The idea behind multi-pass matching is to reuse the master records defined in the previous pass as the input of the current tMatchGroup component. Multi-pass matching is more effective if the blocking keys are almost not correlated. For example, it is not relevant to define the column "country" as a blocking key and the column "city" as another blocking key because all the comparisons made with the blocking key "city" will also be done with blocking key "country".
When using multi-pass matching with the Simple VSR matcher algorithm, only master records of size 1, records that did not match any record, are compared with master records of any size. There are no comparisons between two master records that are derived from at least two children each.
In the following example, you want to find duplicates having either the same city or the same ZIP code in a customer database. You can use two consecutive tMatchGroup to process the data partitions. The dataset contains four records.
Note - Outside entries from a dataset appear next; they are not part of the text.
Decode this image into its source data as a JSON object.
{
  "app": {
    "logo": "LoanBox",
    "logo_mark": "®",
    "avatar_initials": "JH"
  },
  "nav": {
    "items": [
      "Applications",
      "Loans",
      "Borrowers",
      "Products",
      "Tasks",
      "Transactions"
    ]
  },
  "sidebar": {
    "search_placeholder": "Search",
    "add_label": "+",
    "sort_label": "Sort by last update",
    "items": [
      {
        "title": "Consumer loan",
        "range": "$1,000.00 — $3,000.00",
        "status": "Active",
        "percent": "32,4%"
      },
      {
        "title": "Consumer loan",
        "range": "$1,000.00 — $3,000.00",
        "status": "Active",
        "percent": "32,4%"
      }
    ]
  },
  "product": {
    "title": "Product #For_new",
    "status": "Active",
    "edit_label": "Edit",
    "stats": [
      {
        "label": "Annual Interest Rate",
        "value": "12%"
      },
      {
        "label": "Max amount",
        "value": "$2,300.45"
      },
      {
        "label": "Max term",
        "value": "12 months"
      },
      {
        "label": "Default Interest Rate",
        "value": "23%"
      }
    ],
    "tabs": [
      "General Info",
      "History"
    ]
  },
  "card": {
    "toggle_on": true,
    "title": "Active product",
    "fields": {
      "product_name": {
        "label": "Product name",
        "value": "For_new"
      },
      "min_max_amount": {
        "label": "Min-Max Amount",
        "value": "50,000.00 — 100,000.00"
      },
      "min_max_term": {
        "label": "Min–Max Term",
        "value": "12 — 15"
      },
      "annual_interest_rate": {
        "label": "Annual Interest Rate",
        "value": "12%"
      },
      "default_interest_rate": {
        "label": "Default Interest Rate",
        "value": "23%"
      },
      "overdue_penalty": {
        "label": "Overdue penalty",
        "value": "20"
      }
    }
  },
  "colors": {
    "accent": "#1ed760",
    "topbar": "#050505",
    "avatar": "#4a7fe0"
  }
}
It is assumed that the first tMatchGroup component has a blocking key on the column ZipCode, and the second tMatchGroup component has a blocking key on the column city. The attribute name is used as a matching key.
id | name | city | ZipCode |
---|---|---|---|
1 | John Doe | Nantes | 44000 |
2 | John B. Doe | Nantes | _ |
3 | Jon Doe | Nantes | 44000 |
4 | John Doe | Nantes | _ |
The _ character in the ZipCode column represents an empty data. The ZipCode is not provided for the records 2 and 4.
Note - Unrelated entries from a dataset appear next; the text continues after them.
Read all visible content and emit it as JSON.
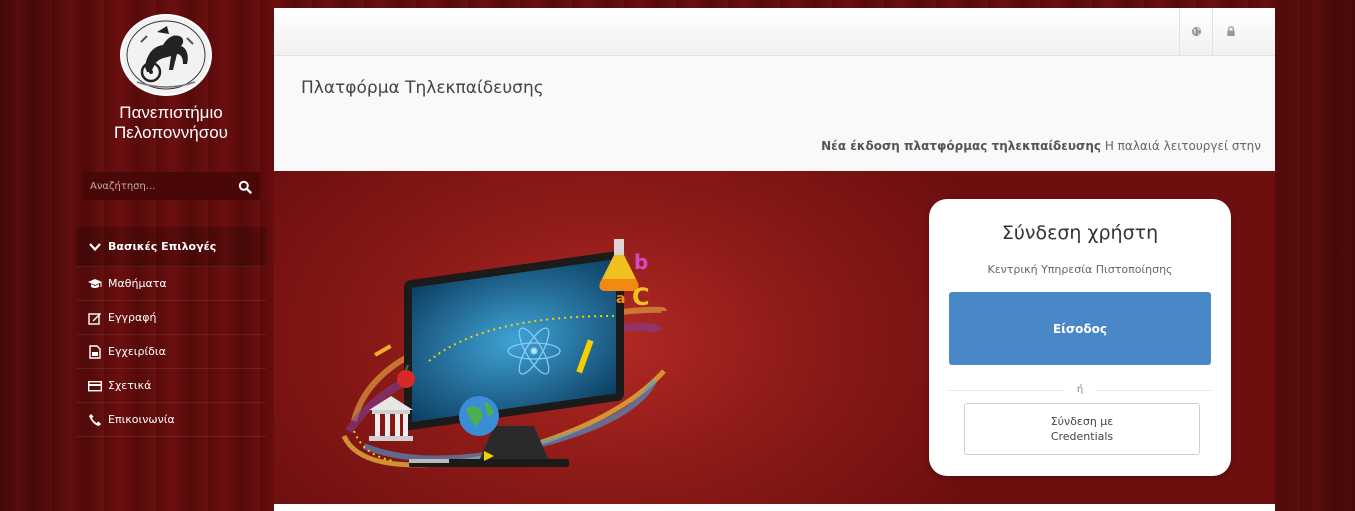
{
  "sidebar": {
    "logo_alt": "ΠΕΛΟΠ",
    "university_line1": "Πανεπιστήμιο",
    "university_line2": "Πελοποννήσου",
    "search": {
      "placeholder": "Αναζήτηση..."
    },
    "menu_header": {
      "label": "Βασικές Επιλογές",
      "icon": "chevron-down-icon"
    },
    "items": [
      {
        "label": "Μαθήματα",
        "icon": "graduation-cap-icon"
      },
      {
        "label": "Εγγραφή",
        "icon": "edit-icon"
      },
      {
        "label": "Εγχειρίδια",
        "icon": "document-icon"
      },
      {
        "label": "Σχετικά",
        "icon": "credit-card-icon"
      },
      {
        "label": "Επικοινωνία",
        "icon": "phone-icon"
      }
    ]
  },
  "topbar": {
    "language_icon": "globe-icon",
    "login_icon": "lock-icon"
  },
  "header": {
    "title": "Πλατφόρμα Τηλεκπαίδευσης",
    "notice_bold": "Νέα έκδοση πλατφόρμας τηλεκπαίδευσης",
    "notice_rest": " Η παλαιά λειτουργεί στην"
  },
  "login": {
    "title": "Σύνδεση χρήστη",
    "subtitle": "Κεντρική Υπηρεσία Πιστοποίησης",
    "primary_button": "Είσοδος",
    "divider": "ή",
    "credentials_line1": "Σύνδεση με",
    "credentials_line2": "Credentials"
  },
  "colors": {
    "background": "#5e0c0c",
    "hero": "#8e1b18",
    "primary_button": "#4a87c6",
    "white": "#ffffff"
  }
}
After the first pass, records 1 and 3 are grouped, and records 2 and 4 are grouped. In these groups, record 1 and record 2 are master records.
In the second tMatchGroup, only the master records from the first pass, record 1 and record 2, are compared. Since their group size is strictly greater than 1, they are not compared. Then, the order in which the input records are sorted is very important.
The following results are returned:
id | name | city | ZipCode | GID | GRP_SIZE | MASTER | SCORE | GRP_QUALITY |
---|---|---|---|---|---|---|---|---|
1 | John Doe | Nantes | 44000 | 0 | 2 | true | 1.0 | 0.875 |
3 | Jon Doe | Nantes | 44000 | 0 | 0 | false | 0.85 | 0 |
2 | John B. Doe | Nantes | _ | 1 | 2 | true | 1.0 | 0.727 |
4 | John Doe | Nantes | _ | 1 | 0 | false | 0.72 | 0 |
The _ character in the ZipCode column represents an empty data. As the ZipCode has not been provided in the input, the ZipCode column is empty for the records 2 and 4.
When running the T-Swoosh algorithm with the same parameters and the Most common survivorship function, the following results are returned:
id | name | city | ZipCode | GID | GRP_SIZE | MASTER | SCORE | GRP_QUALITY |
---|---|---|---|---|---|---|---|---|
1 | John Doe | Nantes | 44000 | 0 | 4 | true | 1.0 | 0.727 |
1 | John Doe | Nantes | 44000 | 0 | 0 | true | 0.875 | 0 |
3 | Jon Doe | Nantes | 44000 | 0 | 0 | false | 0.875 | 0 |
2 | John B. Doe | Nantes | _ | 0 | 0 | true | 0.72 | 0 |
4 | John Doe | Nantes | _ | 1 | 0 | false | 0.72 | 0 |
The _ character in the ZipCode column represents an empty data. As the ZipCode has not been provided in the input, the ZipCode column is empty for the records 2 and 4.